Von Alexandre Martin (mit der Hilfe von Birte Wenzel). Website : www.interviewsport.fr
Fotos: Jean-François Jeanson
Donnerstag, 26. Mai 2011. Im Finale der UEFA Women’s Champions League gewinnt die französische Mannschaft aus Lyon mit 2 zu 0 gegen den Titelverteidiger 1. FFC Turbine Potsdam. Damit gelingt den Spielerinnen von Olympique Lyonnais erfolgreich die Revanche für das verlorene Finale im Vorjahr. Für die Fußballerinnen von Lyon ist es ein historisches Moment, denn sie gewinnen die erste Champions League in der Geschichte des französischen Frauenfußballs und beenden in einem glanzvollen Wettkampf die Erfolgsserie der deutschen Mannschaften.

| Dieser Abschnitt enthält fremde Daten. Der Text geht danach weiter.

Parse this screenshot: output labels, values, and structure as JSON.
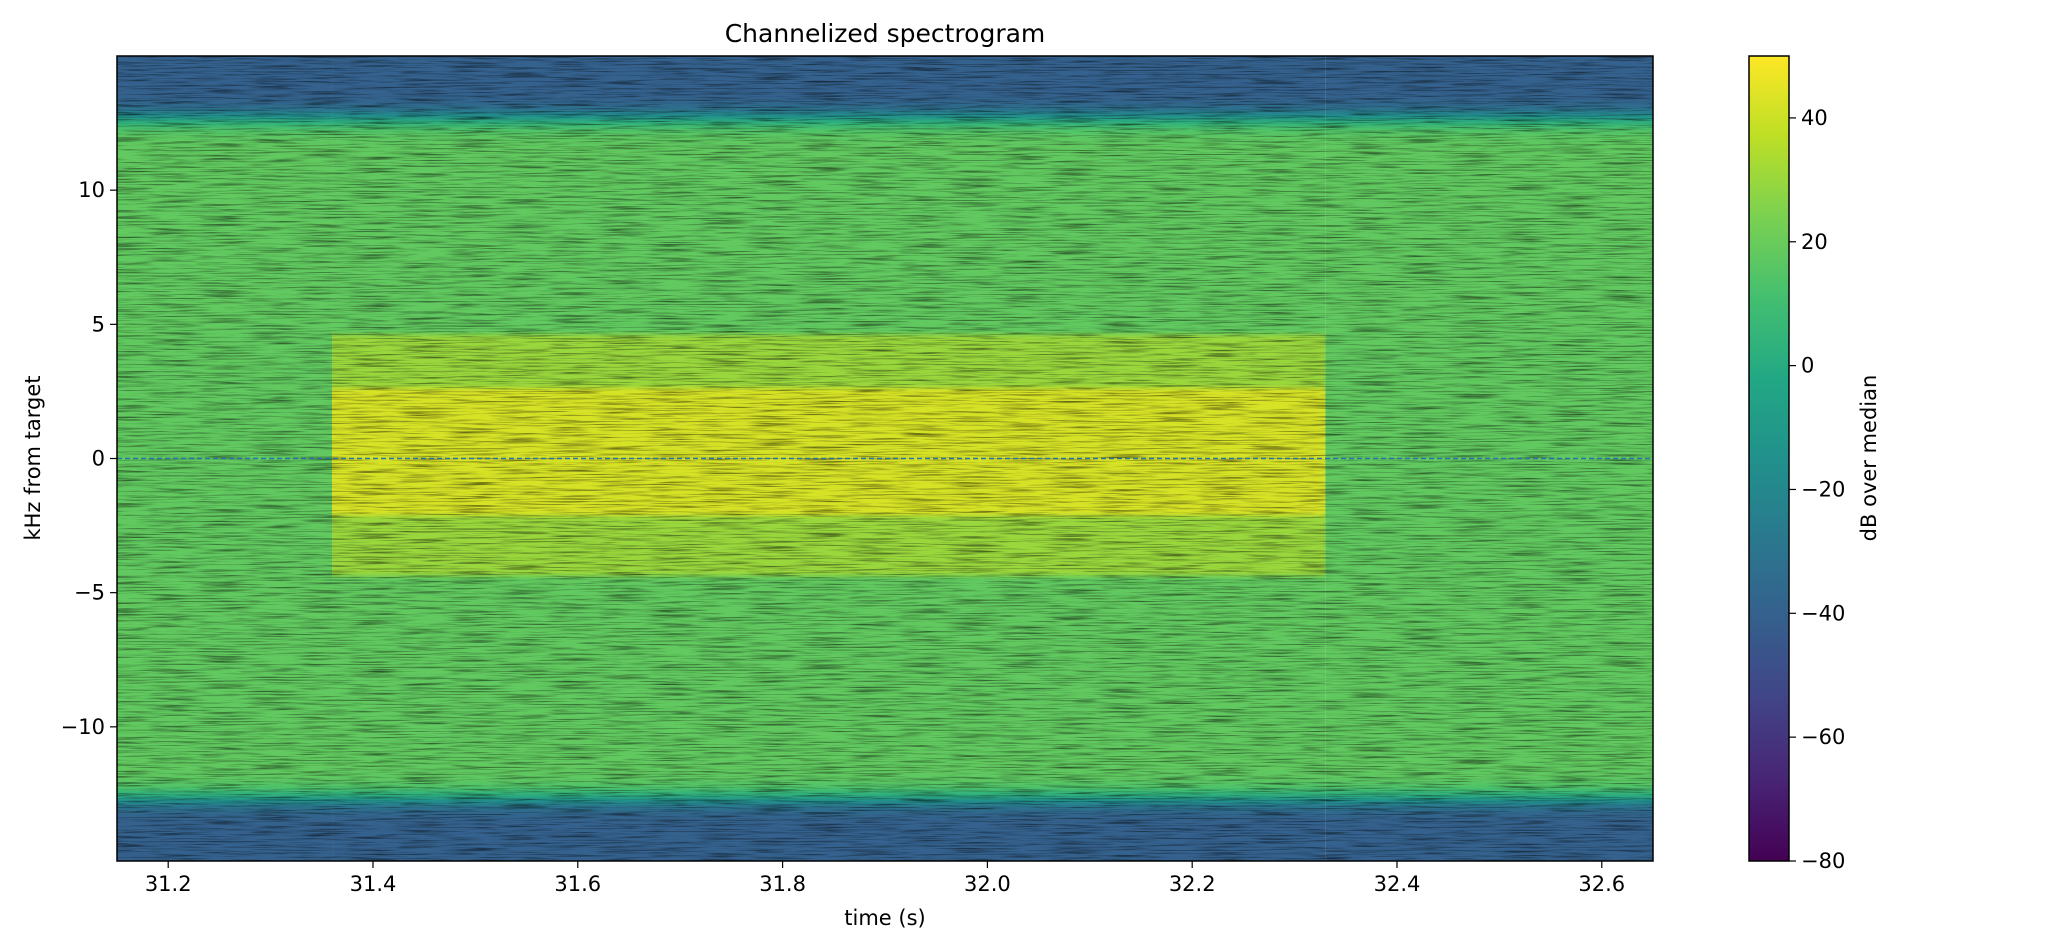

Dennoch ist es unwahrscheinlich, dass die Niederlage der Potsdamer Mannschaft die Stimmung der FIFA Frauen-WM negativ beeinflusst, welche vom 26. Juni bis 17. Juli in Deutschland stattfinden wird und bei der sechszehn Mannschaften um den Titel kämpfen werden. Es wird bestimmt ein schönes Fest, weil Deutschland die letzten beiden Weltmeisterschaften gewonnen hat und nunmehr die Gelegenheit hat, die Erfolgsserie fortzusetzen. Die Fans scheinen sich jedenfalls schon jetzt auf das Großereignis zu freuen: Ende Mai wurden ungefähr 70 Prozent der Tickets verkauft, das heißt mehr als 620 000!
In Deutschland und den Vereinigten Staaten hat sich der Frauenfußball erstaunlich entwickelt. Birgit Prinz, Inka Grings, Nadine Angerer und Linda Bresonik sind nämlich nur einige bekannte Namen, die mit dem deutschen Frauenfußball in Verbindung gebracht werden. Zudem kommen regelmäßig zahlreiche Zuschauer in die Stadien, um die Nationalmannschaft zu sehen: Mehr als 12 Millionen Zuschauer haben im Jahr 2003 das WM-Finale gesehen. Aber der Erfolg des deutschen Frauenfußballs ist vor allem der Politik des Deutschen Fußball-Bundes (DFB) zu verdanken. Dieser unterstützt die Entwicklung des Frauenfußballs und sorgt dafür, dass es stets zahlreiche Lizenzspielerinnen gibt. Im Jahre 2009 waren es 1 022 824. Der Konkurrenzdruck ist folglich extrem und führt dazu, dass jedes Jahr neue Stars entdeckt werden.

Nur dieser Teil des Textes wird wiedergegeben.